From the title, I thought that the OP was going to be making an entirely different point.

We have moved the goalposts, repeatedly, as we have accepted greater and greater community transmission, hospital utilization, and death, as we go about our daily lives, pretending that nothing is happening.

I’m curious as to where, in the US, things are still or have ever been “locked down.” Wearing a mask is not being locked down. About a year ago, there were a lot of buisnesses that had to close for a month or so(I was one of them), but other than restaurants, bars, and theaters, pretty much everything is back open.

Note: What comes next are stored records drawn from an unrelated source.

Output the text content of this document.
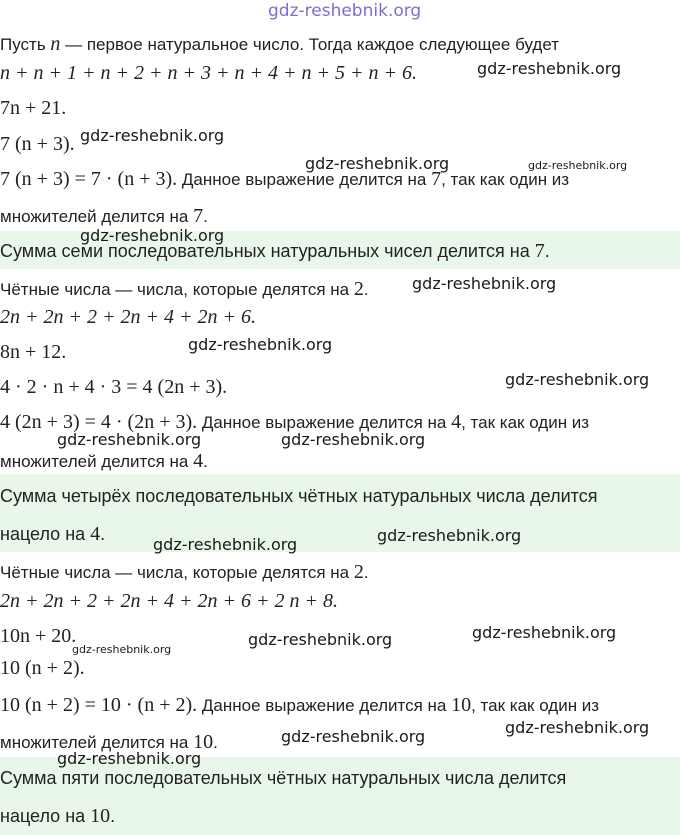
gdz-reshebnik.org
Пусть n — первое натуральное число. Тогда каждое следующее будет
n + n + 1 + n + 2 + n + 3 + n + 4 + n + 5 + n + 6.
7n + 21.
7 (n + 3).
7 (n + 3) = 7 · (n + 3). Данное выражение делится на 7, так как один из
множителей делится на 7.
Сумма семи последовательных натуральных чисел делится на 7.
Чётные числа — числа, которые делятся на 2.
2n + 2n + 2 + 2n + 4 + 2n + 6.
8n + 12.
4 · 2 · n + 4 · 3 = 4 (2n + 3).
4 (2n + 3) = 4 · (2n + 3). Данное выражение делится на 4, так как один из
множителей делится на 4.
Сумма четырёх последовательных чётных натуральных числа делится
нацело на 4.
Чётные числа — числа, которые делятся на 2.
2n + 2n + 2 + 2n + 4 + 2n + 6 + 2 n + 8.
10n + 20.
10 (n + 2).
10 (n + 2) = 10 · (n + 2). Данное выражение делится на 10, так как один из
множителей делится на 10.
Сумма пяти последовательных чётных натуральных числа делится
нацело на 10.
gdz-reshebnik.org
gdz-reshebnik.org
gdz-reshebnik.org	gdz-reshebnik.org
gdz-reshebnik.org
gdz-reshebnik.org
gdz-reshebnik.org
gdz-reshebnik.org
gdz-reshebnik.org	gdz-reshebnik.org
gdz-reshebnik.org
gdz-reshebnik.org
gdz-reshebnik.org
gdz-reshebnik.org
gdz-reshebnik.org
gdz-reshebnik.org
gdz-reshebnik.org
gdz-reshebnik.org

People may “feel” as though “governments would keep restrictions in place for years on end if they could get away with it, out of utter terror of a future resurgence, no matter what the odds are.” but that would only be because they have chosen to consume media that lies and tells them this.

If you understand this is a brand-new virus and a brand-new (and changing) situation, you will be glad for updated information and accept that this means the old information was wrong.

If you hate the very existence of restrictions, you will behave as if 100% hindsight was available on day 1, and the existence of errors and updates means that nobody is expert enough to tell you what to do.

I am in the first category.

People keep beefing with “flatten the curve” as if it was a discarded goal. We never attained that goal for more than a few weeks!

Switching to an eradication strategy isn’t moving the goalposts farther; it’s just admitting that we completely missed the first goal.

I’ve heard it too, but I think it’s the wrong metaphor. I think for it to be apt, it would have to be a situation where X was the target, then just as X was nearly achieved, the game was changed and Y was made the new target. Instead, what has happened is that X has been the same target the entire time (or at least since April or so), but the guy throwing darts at it is blindfolded and standing one-legged on a rotating platform. The occasional dart gets close, but most of them just flail on by somewhere around the room.

But that was the goal - make sure for the worst of it that the hospitals weren’t overrun. Hospitals in some areas were almost overwhelmed; we learned about how to treat it; ICU beds weren’t as full. Mission accomplished. With the post-Holiday crush, again some hospitals (different hospitals) were almost overwhelmed, but we got through it. I don’t have a problem with it. I am definitely of the opinion that if the goalposts moved, it was because we have been learning, not just randomly changing our goals.